News

Korban Perang Berjatuhan, RS Terbesar di Gaza Kewalahan Rawat Pasien

Devi Ari Rahmadhani 20/01/2024 06:32 WIB

Rumah Sakit Nasser yang merupakan pusat perawatan terbesar di Gaza saat ini sedang mengalami bencana.

Korban Perang Berjatuhan, RS Terbesar di Gaza Kewalahan Rawat Pasien. (Foto: MNC Media)

IDXChannel - Rumah Sakit Nasser yang merupakan pusat perawatan terbesar di Gaza saat ini sedang mengalami bencana. Nasser harus beroperasi jauh melampaui kapasitas di tengah perang Israel-Hamas yang sedang berlangsung. 

Mengutip dari ABC News, Jumat (19/1/2024), Nasser yang terletak di Khan Younis, selatan Gaza, saat ini beroperasi dengan kapasitas 300 persen. 

Seorang ahli bedah Médecins sans Frontières (MSF) mengatakan, pasukan Israel mengebom area yang dekat dengan rumah sakit pada hari Selasa tanpa perintah evakuasi sebelumnya. Hal ini membahayakan keselamatan pekerja medis dan pasien dan menyebabkan orang melarikan diri. 

Pasukan Pertahanan Israel menyampaikan bahwa mereka berhasil membunuh sedikitnya 40 orang yang dianggap teroris di Khan Younis di sebuah tempat tinggal di mana senjata dan peralatan militer disimpan.

“Situasinya sangat dahsyat.
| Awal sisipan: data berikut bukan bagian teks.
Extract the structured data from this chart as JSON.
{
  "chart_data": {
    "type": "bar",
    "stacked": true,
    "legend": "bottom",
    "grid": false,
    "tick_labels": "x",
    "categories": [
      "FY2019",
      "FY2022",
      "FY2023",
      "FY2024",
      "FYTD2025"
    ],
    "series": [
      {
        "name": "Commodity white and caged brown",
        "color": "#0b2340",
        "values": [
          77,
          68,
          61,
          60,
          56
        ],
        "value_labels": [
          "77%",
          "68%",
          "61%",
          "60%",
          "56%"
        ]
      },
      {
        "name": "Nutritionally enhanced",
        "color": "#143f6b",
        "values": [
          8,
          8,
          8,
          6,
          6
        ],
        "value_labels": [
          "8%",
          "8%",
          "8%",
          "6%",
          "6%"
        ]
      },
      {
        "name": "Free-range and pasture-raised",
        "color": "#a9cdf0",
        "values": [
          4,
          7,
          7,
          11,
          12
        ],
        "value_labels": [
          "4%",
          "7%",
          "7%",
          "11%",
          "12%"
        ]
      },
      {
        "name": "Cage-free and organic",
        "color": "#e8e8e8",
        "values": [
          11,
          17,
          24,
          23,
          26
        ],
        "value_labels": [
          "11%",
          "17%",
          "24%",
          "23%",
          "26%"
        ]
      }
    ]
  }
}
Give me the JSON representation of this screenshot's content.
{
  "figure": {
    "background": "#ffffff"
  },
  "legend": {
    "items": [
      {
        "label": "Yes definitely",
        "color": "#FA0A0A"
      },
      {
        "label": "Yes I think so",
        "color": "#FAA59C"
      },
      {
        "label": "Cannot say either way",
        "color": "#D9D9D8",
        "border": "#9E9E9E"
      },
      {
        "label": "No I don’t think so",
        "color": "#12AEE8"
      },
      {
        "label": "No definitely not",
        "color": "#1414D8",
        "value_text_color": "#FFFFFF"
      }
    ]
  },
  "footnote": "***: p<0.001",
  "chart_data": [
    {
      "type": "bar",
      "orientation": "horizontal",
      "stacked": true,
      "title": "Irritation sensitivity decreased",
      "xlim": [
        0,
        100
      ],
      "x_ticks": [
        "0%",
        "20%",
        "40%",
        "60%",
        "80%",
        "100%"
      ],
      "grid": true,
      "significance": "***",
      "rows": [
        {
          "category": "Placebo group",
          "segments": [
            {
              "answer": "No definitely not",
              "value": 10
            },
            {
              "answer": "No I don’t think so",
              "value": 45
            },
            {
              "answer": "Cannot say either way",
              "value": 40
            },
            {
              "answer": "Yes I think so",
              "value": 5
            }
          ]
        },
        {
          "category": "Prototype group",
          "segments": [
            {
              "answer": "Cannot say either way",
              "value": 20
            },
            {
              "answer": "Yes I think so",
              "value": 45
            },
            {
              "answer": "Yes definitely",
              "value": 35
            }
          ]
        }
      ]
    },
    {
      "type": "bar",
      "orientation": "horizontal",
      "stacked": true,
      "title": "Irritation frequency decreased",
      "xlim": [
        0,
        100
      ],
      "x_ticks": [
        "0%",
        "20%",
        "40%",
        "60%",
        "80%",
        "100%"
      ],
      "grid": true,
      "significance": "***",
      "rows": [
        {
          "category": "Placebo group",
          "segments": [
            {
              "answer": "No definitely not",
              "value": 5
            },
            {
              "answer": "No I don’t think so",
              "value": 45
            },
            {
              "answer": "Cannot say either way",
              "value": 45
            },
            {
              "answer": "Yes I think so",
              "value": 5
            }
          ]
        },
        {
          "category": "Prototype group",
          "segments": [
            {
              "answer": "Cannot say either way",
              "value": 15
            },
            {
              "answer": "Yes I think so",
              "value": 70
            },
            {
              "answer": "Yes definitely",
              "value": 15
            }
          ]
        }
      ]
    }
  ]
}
Ada terlalu banyak pasien untuk ditangani oleh staf,” Leo Cans, kepala misi MSF untuk Palestina, mengatakan dalam sebuah pernyataan. 

“Pertempuran sangat dekat dengan kami. Kami mendengar banyak pemboman di sekitar, banyak penembakan di sekitar,” tambahnya.

Sementara itu, Rumah Sakit Al-Shifa yang terletak di utara Gaza pun sekarang telah memprihatinkan kondisinya. Rumah sakit ini hanya merawat korban trauma darurat dan juga berjuang untuk menangani masuknya pasien, serta ribuan orang terlantar.

"Departemen gawat darurat melihat ratusan pasien sehari, sebagian besar trauma, dengan hanya segelintir, secara harfiah lima atau enam dokter atau perawat, untuk merawat semua orang itu," kata Sean Casey, petugas darurat kesehatan WHO.

Casey yang kembali dari kunjungan lima minggu di Gaza menggambarkan ada puluhan ribu orang yang tinggal di ruang operasi, koridor, dan tangga Rumah Sakit Al-Shifa.

Dirinya menggambarkan Gaza sedang terjadi ‘bencana kemanusiaan’. Dari 36 rumah sakit yang semula berfungsi sebelum  perang dimulai 7 Oktober 2023, kini hanya sisa 16 yang terus beroperasi.

“Kami melihatnya setiap hari di Gaza, semakin buruk, dan runtuhnya sistem kesehatan dari hari ke hari, dengan rumah sakit ditutup, petugas kesehatan melarikan diri, korban terus mengalir," kata Casey. 

"Dan kurangnya akses ke obat-obatan dan pasokan medis, kurangnya akses ke bahan bakar untuk menjalankan generator rumah sakit untuk menjaga lampu tetap menyala, untuk menjaga mesin tetap berjalan,” lanjutnya.

Tidak hanya itu, Wakil Direktur Eksekutif UNICEF Ted Chaiban mengatakan sanitasi yang buruk telah menyebabkan kasus diare di antara anak-anak kecil meningkat 4.000% sejak perang dimulai, dengan 71.000 kasus tercatat di antara anak-anak di bawah usia 5 tahun. Kelangkaan air dan makanan ini pun membuat anak menderita kekurangan gizi.

“Sejak kunjungan terakhir saya, situasinya telah berubah dari bencana hingga hampir runtuh. UNICEF telah menggambarkan Jalur Gaza sebagai tempat paling berbahaya di dunia untuk menjadi seorang anak. Kami telah mengatakan ini adalah perang terhadap anak-anak. Tetapi kebenaran ini sepertinya tidak bisa dilepaskan,” kata Chaiban.

"Dari hampir 25.000 orang yang dilaporkan telah terbunuh di Jalur Gaza sejak eskalasi permusuhan, hingga 70% dilaporkan sebagai wanita dan anak-anak. Pembunuhan anak-anak harus segera dihentikan,” pungkasnya. 

Walaupun demikian, Kementerian Luar Negeri Qatar menyampaikan dua pesawat angkatan bersenjata Qatar yang membawa 61 ton bantuan mendarat di el-Arish, Mesir, pada hari Rabu lalu dan akan dipindahkan ke Gaza.